This easy one pan version of a classic dish makes a weeknight friendly meal.
4 thinly sliced chicken breast cutlets
1 tablespoon olive oil
1 tablespoon butter
4 ounces diced pancetta
1/3 cup panko breadcrumbs, toasted (or crushed croutons)
4 slices provolone cheese
1 teaspoon all purpose flour
1 cup chicken broth
2 tablespoons Dijon mustard
1 package Main St Bistro® Twice Baked Potatoes
Season chicken breasts with salt and pepper.
In a large nonstick skillet, heat 1 tablespoon olive oil over medium-high heat and add diced pancetta. Cook for about 2 minutes or until crispy. Using a slotted spoon, transfer pancetta to a plate and set aside.
In the same skillet, melt butter and cook chicken breasts for approximately 2 minutes on each side, until slightly golden, then transfer to a dish.
In a small bowl, combine chicken broth, Dijon mustard and flour and stir until smooth.

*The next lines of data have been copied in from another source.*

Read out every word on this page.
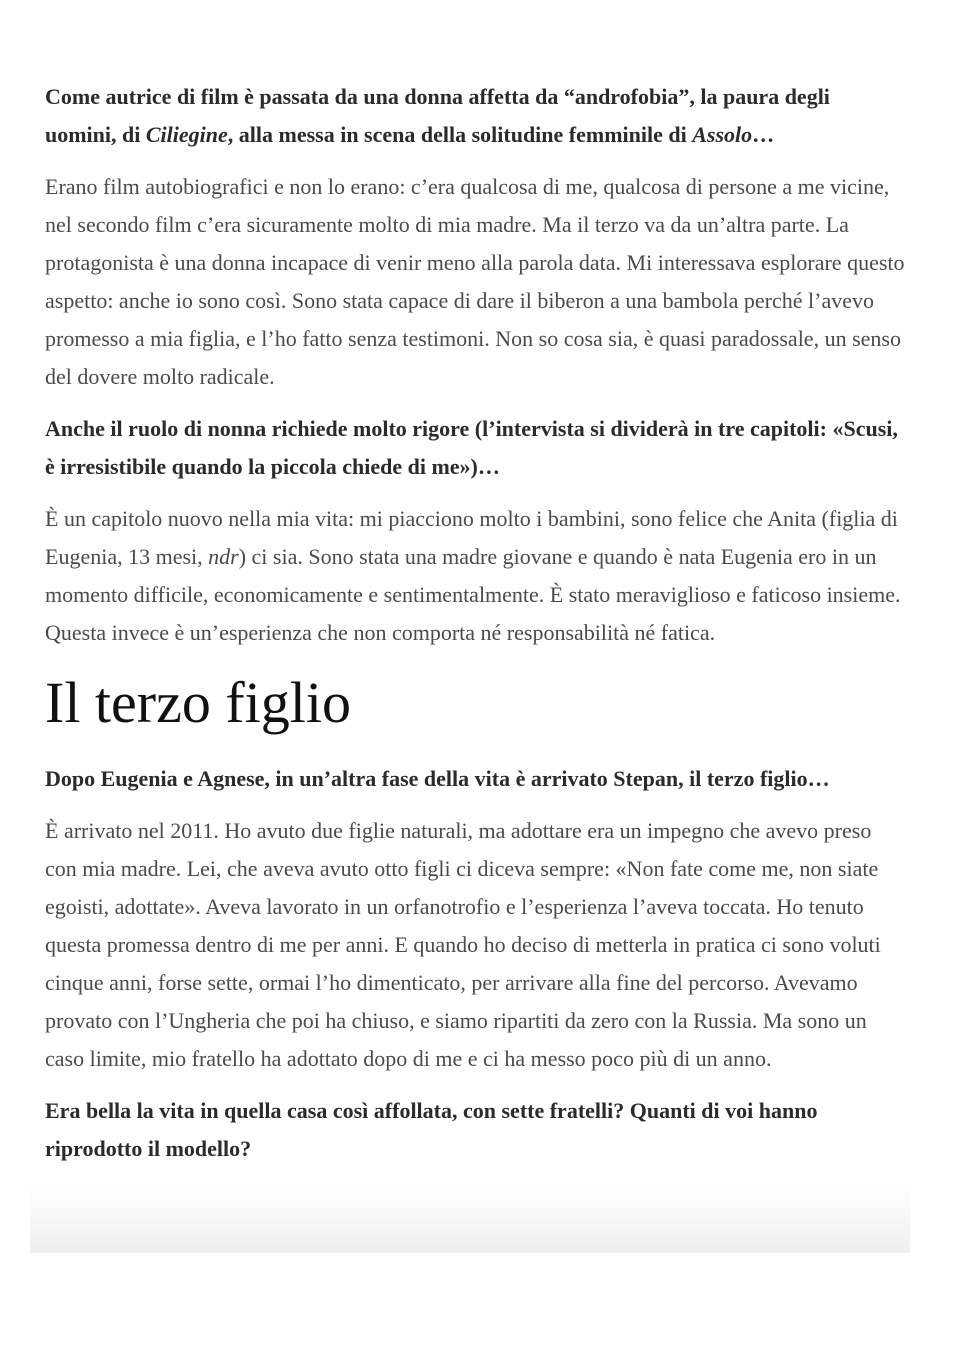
Come autrice di film è passata da una donna affetta da “androfobia”, la paura degli uomini, di Ciliegine, alla messa in scena della solitudine femminile di Assolo…

Erano film autobiografici e non lo erano: c’era qualcosa di me, qualcosa di persone a me vicine, nel secondo film c’era sicuramente molto di mia madre. Ma il terzo va da un’altra parte. La protagonista è una donna incapace di venir meno alla parola data. Mi interessava esplorare questo aspetto: anche io sono così. Sono stata capace di dare il biberon a una bambola perché l’avevo promesso a mia figlia, e l’ho fatto senza testimoni. Non so cosa sia, è quasi paradossale, un senso del dovere molto radicale.

Anche il ruolo di nonna richiede molto rigore (l’intervista si dividerà in tre capitoli: «Scusi, è irresistibile quando la piccola chiede di me»)…

È un capitolo nuovo nella mia vita: mi piacciono molto i bambini, sono felice che Anita (figlia di Eugenia, 13 mesi, ndr) ci sia. Sono stata una madre giovane e quando è nata Eugenia ero in un momento difficile, economicamente e sentimentalmente. È stato meraviglioso e faticoso insieme. Questa invece è un’esperienza che non comporta né responsabilità né fatica.

Il terzo figlio

Dopo Eugenia e Agnese, in un’altra fase della vita è arrivato Stepan, il terzo figlio…

È arrivato nel 2011. Ho avuto due figlie naturali, ma adottare era un impegno che avevo preso con mia madre. Lei, che aveva avuto otto figli ci diceva sempre: «Non fate come me, non siate egoisti, adottate». Aveva lavorato in un orfanotrofio e l’esperienza l’aveva toccata. Ho tenuto questa promessa dentro di me per anni. E quando ho deciso di metterla in pratica ci sono voluti cinque anni, forse sette, ormai l’ho dimenticato, per arrivare alla fine del percorso. Avevamo provato con l’Ungheria che poi ha chiuso, e siamo ripartiti da zero con la Russia. Ma sono un caso limite, mio fratello ha adottato dopo di me e ci ha messo poco più di un anno.

Era bella la vita in quella casa così affollata, con sette fratelli? Quanti di voi hanno riprodotto il modello?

Add chicken broth mixture into skillet on medium low heat whisking until slightly thickened.
Return the chicken to skillet, top each piece of with a spoonful of toasted breadcrumbs, crispy pancetta and a slice of cheese. Cover the skillet and simmer for 3 to 4 minutes until the cheese is melty.
Garnish with parsley, and additional toasted breadcrumbs if desired.
Heat Main St Bistro® Twice Baked Signature Potatoes per package directions, and enjoy!